Blue is the Warmest Color (2013)
15-year-old Adèle (Adèle Exarchopoulos) has her life changed forever when she meets Emma (Léa Seydoux), a blue-haired girl with whom she pursues a relationship. The film follows Adèle as she learns about love and loss as well as struggling with social acceptance, her sexuality, and her maturing relationship.

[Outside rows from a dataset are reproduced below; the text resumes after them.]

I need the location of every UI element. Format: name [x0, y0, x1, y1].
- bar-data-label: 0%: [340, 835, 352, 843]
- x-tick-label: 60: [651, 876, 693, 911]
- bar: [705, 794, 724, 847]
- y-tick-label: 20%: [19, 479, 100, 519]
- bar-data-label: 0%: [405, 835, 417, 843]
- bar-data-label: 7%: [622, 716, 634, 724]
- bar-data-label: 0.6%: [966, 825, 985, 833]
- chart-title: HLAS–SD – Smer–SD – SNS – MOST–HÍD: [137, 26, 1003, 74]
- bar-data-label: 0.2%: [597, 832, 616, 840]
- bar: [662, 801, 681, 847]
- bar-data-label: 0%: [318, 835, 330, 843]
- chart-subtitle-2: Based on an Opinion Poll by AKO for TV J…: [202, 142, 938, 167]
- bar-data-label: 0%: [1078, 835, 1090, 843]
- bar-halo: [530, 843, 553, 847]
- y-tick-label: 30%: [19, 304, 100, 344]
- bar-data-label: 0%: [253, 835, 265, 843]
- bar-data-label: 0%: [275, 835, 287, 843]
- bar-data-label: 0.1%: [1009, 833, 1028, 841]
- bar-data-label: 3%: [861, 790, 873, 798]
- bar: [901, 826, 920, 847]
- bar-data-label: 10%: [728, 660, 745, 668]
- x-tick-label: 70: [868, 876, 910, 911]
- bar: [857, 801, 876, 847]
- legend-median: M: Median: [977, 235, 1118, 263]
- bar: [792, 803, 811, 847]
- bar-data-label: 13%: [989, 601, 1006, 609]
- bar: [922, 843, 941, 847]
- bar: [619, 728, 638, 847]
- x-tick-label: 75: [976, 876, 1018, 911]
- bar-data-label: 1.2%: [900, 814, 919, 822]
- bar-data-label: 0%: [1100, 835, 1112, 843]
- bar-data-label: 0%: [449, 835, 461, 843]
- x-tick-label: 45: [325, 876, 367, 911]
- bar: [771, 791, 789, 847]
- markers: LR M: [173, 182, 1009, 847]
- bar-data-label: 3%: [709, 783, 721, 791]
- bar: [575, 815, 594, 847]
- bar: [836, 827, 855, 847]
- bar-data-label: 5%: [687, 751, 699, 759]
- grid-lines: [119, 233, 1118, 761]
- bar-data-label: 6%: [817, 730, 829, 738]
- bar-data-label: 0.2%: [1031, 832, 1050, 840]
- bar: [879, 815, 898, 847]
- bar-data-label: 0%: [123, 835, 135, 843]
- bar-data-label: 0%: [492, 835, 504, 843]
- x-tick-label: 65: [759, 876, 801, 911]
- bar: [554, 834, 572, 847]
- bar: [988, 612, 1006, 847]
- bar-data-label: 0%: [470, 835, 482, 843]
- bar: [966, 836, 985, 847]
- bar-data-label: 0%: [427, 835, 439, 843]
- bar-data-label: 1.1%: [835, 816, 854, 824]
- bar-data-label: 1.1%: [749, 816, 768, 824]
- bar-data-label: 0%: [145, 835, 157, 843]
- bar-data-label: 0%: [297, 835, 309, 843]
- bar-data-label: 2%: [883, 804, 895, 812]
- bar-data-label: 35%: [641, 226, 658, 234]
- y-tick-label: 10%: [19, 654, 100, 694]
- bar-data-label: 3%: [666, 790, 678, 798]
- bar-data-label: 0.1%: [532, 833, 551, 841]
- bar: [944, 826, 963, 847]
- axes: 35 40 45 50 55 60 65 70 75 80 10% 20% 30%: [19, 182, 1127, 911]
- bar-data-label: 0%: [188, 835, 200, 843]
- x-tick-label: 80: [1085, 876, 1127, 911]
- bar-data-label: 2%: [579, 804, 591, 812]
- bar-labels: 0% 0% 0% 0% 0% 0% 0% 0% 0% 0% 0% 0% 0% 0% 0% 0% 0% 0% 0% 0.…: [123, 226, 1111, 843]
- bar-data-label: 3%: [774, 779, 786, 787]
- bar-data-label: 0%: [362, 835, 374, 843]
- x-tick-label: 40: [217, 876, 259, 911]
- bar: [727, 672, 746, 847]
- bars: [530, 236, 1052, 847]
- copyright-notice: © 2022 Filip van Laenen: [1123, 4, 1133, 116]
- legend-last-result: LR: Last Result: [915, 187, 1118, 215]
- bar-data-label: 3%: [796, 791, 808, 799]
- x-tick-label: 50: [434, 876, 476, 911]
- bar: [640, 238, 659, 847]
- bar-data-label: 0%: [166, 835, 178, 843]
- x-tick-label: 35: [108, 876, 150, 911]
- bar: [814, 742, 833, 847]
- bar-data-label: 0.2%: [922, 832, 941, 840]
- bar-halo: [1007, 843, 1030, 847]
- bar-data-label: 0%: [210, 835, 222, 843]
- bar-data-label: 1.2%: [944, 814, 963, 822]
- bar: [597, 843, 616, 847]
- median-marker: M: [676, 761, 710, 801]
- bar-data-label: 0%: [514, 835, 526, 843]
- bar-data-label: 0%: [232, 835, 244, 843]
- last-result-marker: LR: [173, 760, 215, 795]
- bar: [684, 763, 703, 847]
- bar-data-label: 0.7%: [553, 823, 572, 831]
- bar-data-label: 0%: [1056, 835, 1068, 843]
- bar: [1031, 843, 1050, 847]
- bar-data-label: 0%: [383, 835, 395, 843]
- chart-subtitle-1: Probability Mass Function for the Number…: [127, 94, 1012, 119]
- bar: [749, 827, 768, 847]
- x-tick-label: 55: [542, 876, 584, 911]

Lost in Translation (2003)
Love and friendship bloom under strange circumstances in this film. Bob (Bill Murray) is dissatisfied with his plummeting career as an actor and decides to take a job in Japan doing a whiskey commercial. Similarly, Charlotte (Scarlett Johansson) is disenchanted with her marriage, as her successful photographer husband leaves her behind in a hotel room as he works. The two strangers meet in a Tokyo hotel bar and begin a strange but intimate friendship.
Harold and Maude (1971)
Harold (Bud Cort) is a 20-year-old boy obsessed with death. In an attempt to get attention from his rich, neglectful mother, he stages various fake suicides and eagerly awaits the day he will meet his ultimate demise. While at a funeral, he meets 79-year-old Maude (Ruth Gordon), a woman who shares his fascination with death but uses it as an excuse to live her life to the fullest. This movie will change the way you see love and relationships, and might also give you an appreciation for Cat Stevens music.
Moonlight is the thoughtful, devastating story of a young boy who struggles to understand himself and the world around him as he grows older and slowly comes to terms with his sexuality. The film chronicles the character Little, as it follows him throughout life in a rough Miami neighbourhood, where he experiences friendship, heartbreak, and love.